ヴィンセントの細胞を少しも落としてはいけない。

ある男と契約を結び、
髪や血液などの提供を受ける代わりに金銭的援助をすることに。
その男・ジェローム(ジュード・ロウ)は
適正者だったために周りの期待が重荷になって
自殺未遂し、下半身不随で車椅子生活していた。

ヴィンセントはジェロームの血液や尿を使い、ジェロームとしてうまいこと検査を通り、
合格して施設の一員となり宇宙飛行士の夢に近づく。

ある日施設内で殺人事件が起きる。
ヴィンセントは毎日ごしごしと体中を洗い、
皮膚や髪などを残さないよう細心の注意を払っていたが
施設内で一本の睫毛を発見されてしまい、
出入りしないはずの不適正者、部外者、容疑者としてヴィンセントの捜索が始まる……


数少ないとはいえ協力者がみな優しく、
ご都合主義にも見えなくもないけど、
生まれたときに人生を予告され、決めつけられ、道を勝手に作られることに
みんな 何かおかしい、違う、と思っているのかもしれない。
だからヴィンセントを応援したくなるのかな。


私だったら、周りがほとんど適正者で
自分が不適正者だったら
どうして適正者として生んでくれなかったんだと親を恨むかもしれない。
どう考えたって優遇されたほうが得で、自分は損しているように思えてしまいそう。
でもジェロームは適正者なのに絶望して自殺未遂した。


今話題のドラマ「逃げるは恥だが役に立つ」に少し重なる。
逃げ恥、大好きで毎週というかほぼ毎日観ているんだけど
このドラマでも、自分に自信がない、自分の価値が見いだせない登場人物もいれば、
イケメンと羨ましがられながらも、そのせいで

「一緒にいるとみじめになるから」と彼女にフラれる登場人物、
いろんな立場があって、
誰かが羨んでいる幸せそうなあの人も、この人も、
実はその立場になってみないとわからない苦しみを抱えている。

恵まれているかどうかって、
他人のものさしでは測れない。
自分は全然幸せを感じていないのに
誰かが自分を羨んでいたりする。
自分が憧れている人が、実は死にたいと思っていたりする。
誰かにとっては大したことない言葉が、誰かにとっては心臓をえぐられるような苦しみになる場合も。
「隠したかった性癖がバレたからって、そんな恥ずかしいことじゃないよ、気にすることないよ」
と言われたところで、知られたくなかったものを暴露される苦痛は本人にしかわからない。

この世は本当に偏見や固定観念で満ち溢れている。
勝手に「あなたの可能性はここまで。

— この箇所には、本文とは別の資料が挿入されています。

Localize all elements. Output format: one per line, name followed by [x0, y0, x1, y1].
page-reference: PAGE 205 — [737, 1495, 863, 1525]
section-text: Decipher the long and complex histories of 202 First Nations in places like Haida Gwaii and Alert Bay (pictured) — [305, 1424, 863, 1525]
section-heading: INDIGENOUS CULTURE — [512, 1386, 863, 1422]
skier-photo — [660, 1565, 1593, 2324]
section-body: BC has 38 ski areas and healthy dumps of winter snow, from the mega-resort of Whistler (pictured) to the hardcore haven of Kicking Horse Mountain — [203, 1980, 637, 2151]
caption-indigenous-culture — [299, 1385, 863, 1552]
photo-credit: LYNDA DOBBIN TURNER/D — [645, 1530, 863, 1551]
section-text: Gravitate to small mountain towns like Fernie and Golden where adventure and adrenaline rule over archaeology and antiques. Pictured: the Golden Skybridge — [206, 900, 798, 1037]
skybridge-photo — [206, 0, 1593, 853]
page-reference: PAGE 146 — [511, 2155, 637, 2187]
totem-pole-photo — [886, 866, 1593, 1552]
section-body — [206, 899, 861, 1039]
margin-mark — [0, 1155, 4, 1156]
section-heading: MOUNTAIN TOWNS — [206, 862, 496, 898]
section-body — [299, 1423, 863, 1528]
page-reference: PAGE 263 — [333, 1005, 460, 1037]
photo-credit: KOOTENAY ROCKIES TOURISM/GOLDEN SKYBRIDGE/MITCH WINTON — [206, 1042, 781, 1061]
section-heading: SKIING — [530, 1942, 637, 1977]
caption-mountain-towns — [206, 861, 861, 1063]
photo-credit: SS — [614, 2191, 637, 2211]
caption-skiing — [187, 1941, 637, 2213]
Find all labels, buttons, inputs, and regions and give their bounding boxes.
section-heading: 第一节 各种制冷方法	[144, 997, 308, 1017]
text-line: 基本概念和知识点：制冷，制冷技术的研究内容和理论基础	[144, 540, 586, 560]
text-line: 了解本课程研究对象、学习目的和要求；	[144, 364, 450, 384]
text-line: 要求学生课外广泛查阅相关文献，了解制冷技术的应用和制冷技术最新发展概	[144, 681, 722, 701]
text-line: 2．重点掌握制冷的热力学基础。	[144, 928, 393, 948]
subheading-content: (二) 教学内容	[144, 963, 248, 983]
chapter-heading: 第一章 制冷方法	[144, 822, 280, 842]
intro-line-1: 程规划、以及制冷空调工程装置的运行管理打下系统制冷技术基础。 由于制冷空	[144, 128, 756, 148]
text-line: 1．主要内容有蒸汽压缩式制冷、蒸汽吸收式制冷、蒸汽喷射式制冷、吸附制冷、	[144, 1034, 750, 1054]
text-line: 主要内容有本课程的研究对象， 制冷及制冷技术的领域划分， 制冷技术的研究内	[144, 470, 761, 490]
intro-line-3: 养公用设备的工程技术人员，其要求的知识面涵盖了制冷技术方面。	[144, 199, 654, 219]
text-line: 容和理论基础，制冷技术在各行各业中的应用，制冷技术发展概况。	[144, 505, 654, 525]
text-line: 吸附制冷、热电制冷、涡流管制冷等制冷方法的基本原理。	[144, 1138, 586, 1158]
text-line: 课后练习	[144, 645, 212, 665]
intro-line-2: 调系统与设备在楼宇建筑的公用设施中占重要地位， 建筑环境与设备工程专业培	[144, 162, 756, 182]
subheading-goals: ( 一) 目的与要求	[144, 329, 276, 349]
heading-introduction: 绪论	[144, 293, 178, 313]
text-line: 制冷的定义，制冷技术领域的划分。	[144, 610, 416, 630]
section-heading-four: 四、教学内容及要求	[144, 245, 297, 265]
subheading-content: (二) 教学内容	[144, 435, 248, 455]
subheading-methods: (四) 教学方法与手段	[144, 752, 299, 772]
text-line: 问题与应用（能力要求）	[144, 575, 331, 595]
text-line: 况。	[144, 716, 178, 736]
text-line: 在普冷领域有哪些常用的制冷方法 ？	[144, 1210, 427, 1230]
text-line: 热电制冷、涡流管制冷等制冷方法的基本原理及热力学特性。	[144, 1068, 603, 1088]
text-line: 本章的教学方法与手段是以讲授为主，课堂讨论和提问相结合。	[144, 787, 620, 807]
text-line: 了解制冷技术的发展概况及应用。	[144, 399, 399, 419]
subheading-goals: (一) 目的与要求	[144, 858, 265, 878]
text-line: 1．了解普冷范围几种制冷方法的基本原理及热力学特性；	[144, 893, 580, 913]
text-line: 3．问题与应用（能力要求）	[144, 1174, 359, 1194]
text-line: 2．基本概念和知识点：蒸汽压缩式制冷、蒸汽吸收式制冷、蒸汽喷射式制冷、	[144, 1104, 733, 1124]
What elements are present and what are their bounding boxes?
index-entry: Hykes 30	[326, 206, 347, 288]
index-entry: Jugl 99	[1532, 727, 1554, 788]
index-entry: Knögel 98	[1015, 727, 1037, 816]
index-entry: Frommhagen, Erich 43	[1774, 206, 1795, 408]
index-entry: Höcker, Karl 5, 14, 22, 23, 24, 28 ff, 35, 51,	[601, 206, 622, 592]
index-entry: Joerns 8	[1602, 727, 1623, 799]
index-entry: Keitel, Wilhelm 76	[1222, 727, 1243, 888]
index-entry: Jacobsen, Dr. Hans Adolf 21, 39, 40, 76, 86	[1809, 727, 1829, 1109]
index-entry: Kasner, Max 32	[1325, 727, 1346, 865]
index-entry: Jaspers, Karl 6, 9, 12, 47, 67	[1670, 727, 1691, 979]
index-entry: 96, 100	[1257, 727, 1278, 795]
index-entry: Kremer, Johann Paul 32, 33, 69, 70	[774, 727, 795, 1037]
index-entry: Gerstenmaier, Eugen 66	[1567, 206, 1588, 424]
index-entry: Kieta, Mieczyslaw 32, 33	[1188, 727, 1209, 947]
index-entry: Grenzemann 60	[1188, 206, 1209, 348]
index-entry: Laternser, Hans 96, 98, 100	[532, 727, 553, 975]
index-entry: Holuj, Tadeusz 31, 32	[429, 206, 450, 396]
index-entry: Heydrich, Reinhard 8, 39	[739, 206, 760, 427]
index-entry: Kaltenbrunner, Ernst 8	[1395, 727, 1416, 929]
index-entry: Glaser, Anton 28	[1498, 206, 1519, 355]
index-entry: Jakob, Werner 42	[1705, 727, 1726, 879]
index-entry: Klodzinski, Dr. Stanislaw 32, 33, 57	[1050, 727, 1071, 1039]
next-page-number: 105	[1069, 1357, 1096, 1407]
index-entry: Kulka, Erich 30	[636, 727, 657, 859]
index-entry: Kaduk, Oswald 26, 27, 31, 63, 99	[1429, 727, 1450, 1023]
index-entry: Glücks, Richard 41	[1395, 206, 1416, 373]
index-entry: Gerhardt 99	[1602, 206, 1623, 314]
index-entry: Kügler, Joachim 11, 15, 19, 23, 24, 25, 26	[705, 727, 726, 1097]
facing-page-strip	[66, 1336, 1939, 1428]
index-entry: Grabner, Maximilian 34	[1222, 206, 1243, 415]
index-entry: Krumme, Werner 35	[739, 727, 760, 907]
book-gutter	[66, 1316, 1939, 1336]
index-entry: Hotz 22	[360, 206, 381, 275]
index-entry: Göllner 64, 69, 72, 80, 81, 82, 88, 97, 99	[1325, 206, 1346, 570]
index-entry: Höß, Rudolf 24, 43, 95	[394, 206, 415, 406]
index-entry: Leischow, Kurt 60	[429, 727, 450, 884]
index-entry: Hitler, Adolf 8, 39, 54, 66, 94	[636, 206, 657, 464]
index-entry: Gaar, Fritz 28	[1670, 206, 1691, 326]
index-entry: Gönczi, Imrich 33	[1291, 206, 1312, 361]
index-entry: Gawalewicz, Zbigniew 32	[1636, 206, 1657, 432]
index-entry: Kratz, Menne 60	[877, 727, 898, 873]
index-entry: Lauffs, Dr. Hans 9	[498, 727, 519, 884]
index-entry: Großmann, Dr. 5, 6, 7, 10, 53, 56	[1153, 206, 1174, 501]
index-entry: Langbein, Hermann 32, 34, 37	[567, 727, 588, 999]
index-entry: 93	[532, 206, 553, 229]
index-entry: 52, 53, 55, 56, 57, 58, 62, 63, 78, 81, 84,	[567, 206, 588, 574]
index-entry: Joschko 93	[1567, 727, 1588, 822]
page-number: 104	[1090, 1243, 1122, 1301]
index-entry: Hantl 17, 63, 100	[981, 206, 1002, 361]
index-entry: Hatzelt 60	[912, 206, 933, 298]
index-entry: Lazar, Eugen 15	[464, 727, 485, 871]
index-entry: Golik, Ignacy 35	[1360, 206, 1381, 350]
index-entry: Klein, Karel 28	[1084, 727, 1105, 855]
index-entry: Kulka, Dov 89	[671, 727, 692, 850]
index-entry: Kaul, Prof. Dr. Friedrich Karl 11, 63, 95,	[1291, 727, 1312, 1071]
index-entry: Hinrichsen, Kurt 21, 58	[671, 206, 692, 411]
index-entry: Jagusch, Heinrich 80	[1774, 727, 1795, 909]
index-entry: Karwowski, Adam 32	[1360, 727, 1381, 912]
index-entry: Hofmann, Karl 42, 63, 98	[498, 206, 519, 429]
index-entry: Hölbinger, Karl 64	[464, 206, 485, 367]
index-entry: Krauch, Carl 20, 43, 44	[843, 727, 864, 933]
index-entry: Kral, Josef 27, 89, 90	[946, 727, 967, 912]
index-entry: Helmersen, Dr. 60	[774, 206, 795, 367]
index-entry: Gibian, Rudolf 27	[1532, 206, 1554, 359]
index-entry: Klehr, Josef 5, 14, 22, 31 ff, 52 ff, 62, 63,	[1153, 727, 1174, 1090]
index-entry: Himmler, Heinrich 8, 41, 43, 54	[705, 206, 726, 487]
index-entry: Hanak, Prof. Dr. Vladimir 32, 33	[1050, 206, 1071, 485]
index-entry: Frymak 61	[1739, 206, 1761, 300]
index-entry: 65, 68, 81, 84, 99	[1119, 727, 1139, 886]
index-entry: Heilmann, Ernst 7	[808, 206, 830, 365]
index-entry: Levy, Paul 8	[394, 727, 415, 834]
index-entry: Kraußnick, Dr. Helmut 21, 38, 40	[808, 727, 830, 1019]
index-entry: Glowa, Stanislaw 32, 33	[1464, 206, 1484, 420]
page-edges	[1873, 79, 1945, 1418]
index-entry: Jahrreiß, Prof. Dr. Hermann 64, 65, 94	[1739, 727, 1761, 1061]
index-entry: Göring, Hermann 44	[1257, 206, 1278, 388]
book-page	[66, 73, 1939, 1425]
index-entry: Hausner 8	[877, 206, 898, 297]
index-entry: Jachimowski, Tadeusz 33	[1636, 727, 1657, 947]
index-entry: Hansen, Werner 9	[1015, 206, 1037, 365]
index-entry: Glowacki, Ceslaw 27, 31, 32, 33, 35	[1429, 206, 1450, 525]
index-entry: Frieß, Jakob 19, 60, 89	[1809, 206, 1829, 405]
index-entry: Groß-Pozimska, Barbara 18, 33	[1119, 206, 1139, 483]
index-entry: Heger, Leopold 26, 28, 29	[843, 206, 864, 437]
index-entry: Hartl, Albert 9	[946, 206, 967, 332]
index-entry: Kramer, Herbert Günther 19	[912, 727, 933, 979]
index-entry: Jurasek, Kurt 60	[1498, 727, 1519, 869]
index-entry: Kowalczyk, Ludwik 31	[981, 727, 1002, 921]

これ以上は無理」と決めつけられたり
「もっと出来るはず。頑張れ」と無責任に重い期待をかけられたりする、
そういう誰かの決めた枠を取っ払って、
それだけが人生じゃないことを、
自分には他の可能性もあることを
気づくことができたとき、
なんか本当の幸せとか達成感とかを掴めるってことなんだと思います。はい。